В издательстве «Новое литературное обозрение» выходит книга «Страсти революции. Эмоциональная стихия 1917 года».

Революция 1917 года — частый предмет исследования для современных историков. Но насколько они приблизились к пониманию ее природы за более чем сто лет? Владимир Булдаков считает, что современное обществоведение склонно скользить по поверхности внешних событий вместо проникновения в суть одного из главных тектонических сдвигов российской истории. На материале архивных документов, дневников и воспоминаний современников он — вопреки распространенным интерпретациям — стремится показать, что революция не подчинялась политической логике, а представляла собой скорее стихийное восстание, к реальности которого страна не была готова. Именно поэтому В. Булдаков отказывается от попыток описать революцию как управляемый проект и предлагает читателю эмоциональную хронику событий. Эта хроника призвана ответить на вопрос: как утопию мировой революции накрыл кровавый туман «красной смуты»?

Владимир Булдаков — доктор исторических наук, главный научный сотрудник Центра изучения новейшей истории России и политологии. Автор нескольких сотен работ по истории России конца XIX — начала XX века.

Понять смуту

Предложенный нарратив — лишь одна из возможных интерпретаций революции, причем далеко не самая глубокая из возможных. Следует иметь в виду, что среди бесчисленных заблуждений революционных лет все же встречались поразительные прозрения. Надо уметь их увидеть, разглядеть и постараться воспользоваться.

В 1918 году появилась книга-альбом «Расея» известного 32-летнего художника Бориса Григорьева. Поработав перед войной в Париже, объездив ряд европейских стран, он обратился к российским глубинам. Галерея крестьянских портретов — молодых и старых лиц со сжатыми губами и бесстрастными глазами — выявила нечто противоположное европейской суете предвоенного времени. Алексей Толстой, тоже по-своему знаковая фигура российской культуры, отмечал:

У Григорьева много почитателей и не меньше врагов. Иные считают его «большевиком» в живописи, иные оскорблены его «Расеей», иные силятся постичь через него какую-то знакомую сущность молчаливого, как камень, загадочного, славянского лица, иные с гневом отворачиваются: это ложь, такой России нет и не было.

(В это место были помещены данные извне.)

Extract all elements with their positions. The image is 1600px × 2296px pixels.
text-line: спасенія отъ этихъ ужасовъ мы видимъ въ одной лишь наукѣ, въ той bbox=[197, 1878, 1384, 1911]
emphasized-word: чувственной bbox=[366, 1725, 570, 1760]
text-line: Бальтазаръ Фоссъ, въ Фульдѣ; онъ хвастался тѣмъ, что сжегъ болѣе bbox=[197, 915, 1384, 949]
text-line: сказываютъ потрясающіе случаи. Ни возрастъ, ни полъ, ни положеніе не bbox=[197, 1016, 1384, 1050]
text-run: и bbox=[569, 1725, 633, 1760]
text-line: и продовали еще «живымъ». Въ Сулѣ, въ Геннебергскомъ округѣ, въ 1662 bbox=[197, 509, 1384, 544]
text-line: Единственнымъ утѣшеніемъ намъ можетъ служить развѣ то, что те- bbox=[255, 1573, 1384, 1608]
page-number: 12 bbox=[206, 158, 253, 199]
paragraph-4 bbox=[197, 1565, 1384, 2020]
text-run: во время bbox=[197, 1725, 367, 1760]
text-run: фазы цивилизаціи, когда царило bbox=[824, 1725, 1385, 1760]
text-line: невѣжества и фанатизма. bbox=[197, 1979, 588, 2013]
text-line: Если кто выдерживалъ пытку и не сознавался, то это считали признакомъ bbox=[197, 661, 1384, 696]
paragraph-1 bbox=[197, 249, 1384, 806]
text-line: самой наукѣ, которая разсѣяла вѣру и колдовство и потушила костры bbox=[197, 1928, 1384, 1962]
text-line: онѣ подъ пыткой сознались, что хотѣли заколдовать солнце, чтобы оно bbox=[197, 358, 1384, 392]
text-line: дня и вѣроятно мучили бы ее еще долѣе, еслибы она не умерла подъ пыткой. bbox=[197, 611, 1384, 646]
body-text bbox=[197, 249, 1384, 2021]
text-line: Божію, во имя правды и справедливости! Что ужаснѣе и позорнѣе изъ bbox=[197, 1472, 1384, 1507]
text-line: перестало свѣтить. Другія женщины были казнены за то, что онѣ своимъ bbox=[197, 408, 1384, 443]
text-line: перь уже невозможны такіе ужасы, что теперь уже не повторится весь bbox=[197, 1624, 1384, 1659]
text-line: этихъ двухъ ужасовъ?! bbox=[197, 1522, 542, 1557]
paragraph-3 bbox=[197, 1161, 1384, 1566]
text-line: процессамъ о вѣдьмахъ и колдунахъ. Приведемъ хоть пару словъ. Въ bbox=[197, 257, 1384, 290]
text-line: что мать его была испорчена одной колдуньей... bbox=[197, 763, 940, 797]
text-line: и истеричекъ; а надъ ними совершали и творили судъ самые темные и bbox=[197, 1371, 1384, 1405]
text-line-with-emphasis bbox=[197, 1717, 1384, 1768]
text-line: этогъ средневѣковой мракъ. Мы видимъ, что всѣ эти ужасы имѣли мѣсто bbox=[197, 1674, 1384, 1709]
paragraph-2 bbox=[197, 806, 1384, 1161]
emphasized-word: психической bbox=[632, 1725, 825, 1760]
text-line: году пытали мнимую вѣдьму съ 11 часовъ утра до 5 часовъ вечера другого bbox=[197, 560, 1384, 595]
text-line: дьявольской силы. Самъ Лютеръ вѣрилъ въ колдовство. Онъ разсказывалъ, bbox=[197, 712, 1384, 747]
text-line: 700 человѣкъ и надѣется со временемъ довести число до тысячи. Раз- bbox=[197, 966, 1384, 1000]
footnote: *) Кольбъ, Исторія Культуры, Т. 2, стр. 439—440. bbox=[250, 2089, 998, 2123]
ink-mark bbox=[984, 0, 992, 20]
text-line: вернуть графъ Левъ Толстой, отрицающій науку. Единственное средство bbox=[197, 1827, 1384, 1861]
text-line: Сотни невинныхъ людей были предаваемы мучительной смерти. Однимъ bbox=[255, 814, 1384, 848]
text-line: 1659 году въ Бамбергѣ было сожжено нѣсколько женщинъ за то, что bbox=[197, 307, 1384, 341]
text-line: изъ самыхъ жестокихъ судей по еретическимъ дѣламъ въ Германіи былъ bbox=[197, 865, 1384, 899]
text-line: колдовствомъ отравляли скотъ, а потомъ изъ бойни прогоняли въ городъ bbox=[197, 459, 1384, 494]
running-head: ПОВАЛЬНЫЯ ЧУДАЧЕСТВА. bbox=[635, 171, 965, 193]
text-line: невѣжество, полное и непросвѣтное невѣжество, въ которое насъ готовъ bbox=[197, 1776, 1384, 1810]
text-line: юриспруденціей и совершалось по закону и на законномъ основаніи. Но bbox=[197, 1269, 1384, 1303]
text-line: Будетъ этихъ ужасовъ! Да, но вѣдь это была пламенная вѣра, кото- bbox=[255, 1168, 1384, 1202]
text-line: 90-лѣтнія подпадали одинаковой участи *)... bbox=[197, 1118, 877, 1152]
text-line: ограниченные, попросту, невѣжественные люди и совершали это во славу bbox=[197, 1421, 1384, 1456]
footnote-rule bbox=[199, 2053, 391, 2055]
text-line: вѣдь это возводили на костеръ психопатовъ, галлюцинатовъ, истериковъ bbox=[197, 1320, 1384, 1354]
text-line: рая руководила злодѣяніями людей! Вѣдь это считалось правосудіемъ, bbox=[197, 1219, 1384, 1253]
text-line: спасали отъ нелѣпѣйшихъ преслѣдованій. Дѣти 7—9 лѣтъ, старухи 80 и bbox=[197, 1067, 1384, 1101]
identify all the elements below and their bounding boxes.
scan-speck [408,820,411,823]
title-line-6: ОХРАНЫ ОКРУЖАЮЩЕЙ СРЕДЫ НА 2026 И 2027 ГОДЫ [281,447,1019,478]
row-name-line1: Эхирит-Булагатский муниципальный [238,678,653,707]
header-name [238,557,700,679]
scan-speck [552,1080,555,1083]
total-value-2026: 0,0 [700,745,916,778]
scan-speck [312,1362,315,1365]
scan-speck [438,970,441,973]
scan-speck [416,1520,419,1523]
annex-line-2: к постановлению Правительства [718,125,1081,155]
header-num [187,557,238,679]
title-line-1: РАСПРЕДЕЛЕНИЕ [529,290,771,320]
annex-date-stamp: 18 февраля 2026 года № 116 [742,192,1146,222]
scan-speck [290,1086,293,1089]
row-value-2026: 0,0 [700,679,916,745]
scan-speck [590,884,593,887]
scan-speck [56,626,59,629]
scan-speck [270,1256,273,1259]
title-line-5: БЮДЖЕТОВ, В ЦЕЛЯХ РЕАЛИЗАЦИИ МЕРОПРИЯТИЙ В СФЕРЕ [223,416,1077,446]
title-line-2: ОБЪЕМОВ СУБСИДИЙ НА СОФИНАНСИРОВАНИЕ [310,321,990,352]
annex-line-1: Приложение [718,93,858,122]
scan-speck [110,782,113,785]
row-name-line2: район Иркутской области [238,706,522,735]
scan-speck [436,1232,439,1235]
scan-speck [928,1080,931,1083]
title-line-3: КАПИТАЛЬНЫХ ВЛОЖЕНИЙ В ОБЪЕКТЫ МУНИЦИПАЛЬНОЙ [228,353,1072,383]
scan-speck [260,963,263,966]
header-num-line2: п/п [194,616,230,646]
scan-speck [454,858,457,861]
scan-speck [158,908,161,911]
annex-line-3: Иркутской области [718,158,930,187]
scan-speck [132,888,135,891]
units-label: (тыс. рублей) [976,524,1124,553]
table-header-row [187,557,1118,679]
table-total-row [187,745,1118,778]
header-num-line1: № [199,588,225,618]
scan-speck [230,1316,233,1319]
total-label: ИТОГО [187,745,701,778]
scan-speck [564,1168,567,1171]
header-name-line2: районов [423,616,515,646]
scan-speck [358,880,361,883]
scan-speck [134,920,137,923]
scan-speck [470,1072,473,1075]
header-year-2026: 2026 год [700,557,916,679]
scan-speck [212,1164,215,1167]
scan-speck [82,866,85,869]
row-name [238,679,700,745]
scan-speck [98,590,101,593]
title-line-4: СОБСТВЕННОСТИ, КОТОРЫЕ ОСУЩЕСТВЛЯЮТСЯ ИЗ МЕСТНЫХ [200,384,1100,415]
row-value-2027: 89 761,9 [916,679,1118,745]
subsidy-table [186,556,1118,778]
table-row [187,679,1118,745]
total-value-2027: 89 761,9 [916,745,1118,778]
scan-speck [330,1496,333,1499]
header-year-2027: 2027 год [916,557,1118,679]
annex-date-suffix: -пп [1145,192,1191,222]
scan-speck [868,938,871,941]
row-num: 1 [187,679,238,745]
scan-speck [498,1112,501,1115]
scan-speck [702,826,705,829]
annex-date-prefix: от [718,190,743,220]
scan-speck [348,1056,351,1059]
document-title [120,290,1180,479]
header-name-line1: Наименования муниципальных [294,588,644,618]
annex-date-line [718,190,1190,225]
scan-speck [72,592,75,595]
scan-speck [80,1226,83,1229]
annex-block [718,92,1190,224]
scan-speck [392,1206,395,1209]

Такая Россия была. Это пришлось признать всем, как пришлось признать и «безразмерный» талант Григорьева. Трудно сказать, кто еще мог столь основательно потрясти представления о «народе-богоносце». То же самое, в сущности, проделал И. Бунин в «Окаянных днях». Вместе с тем Григорьев по-новому показал и «известную» Россию, создав и другие портретные образы: В. Э. Мейерхольда — фигуры, словно изломанной силой своего неспокойного таланта; М. Горького — человека, словно недоумевающего в окружении своих литературных персонажей. Оба — представители «антикрестьянской» России. В сущности, художник по-своему показал то, что позднее назовут «столкновением культур». В этом и была та суть русской революции, которую упорно старается обойти наше боязливое сознание.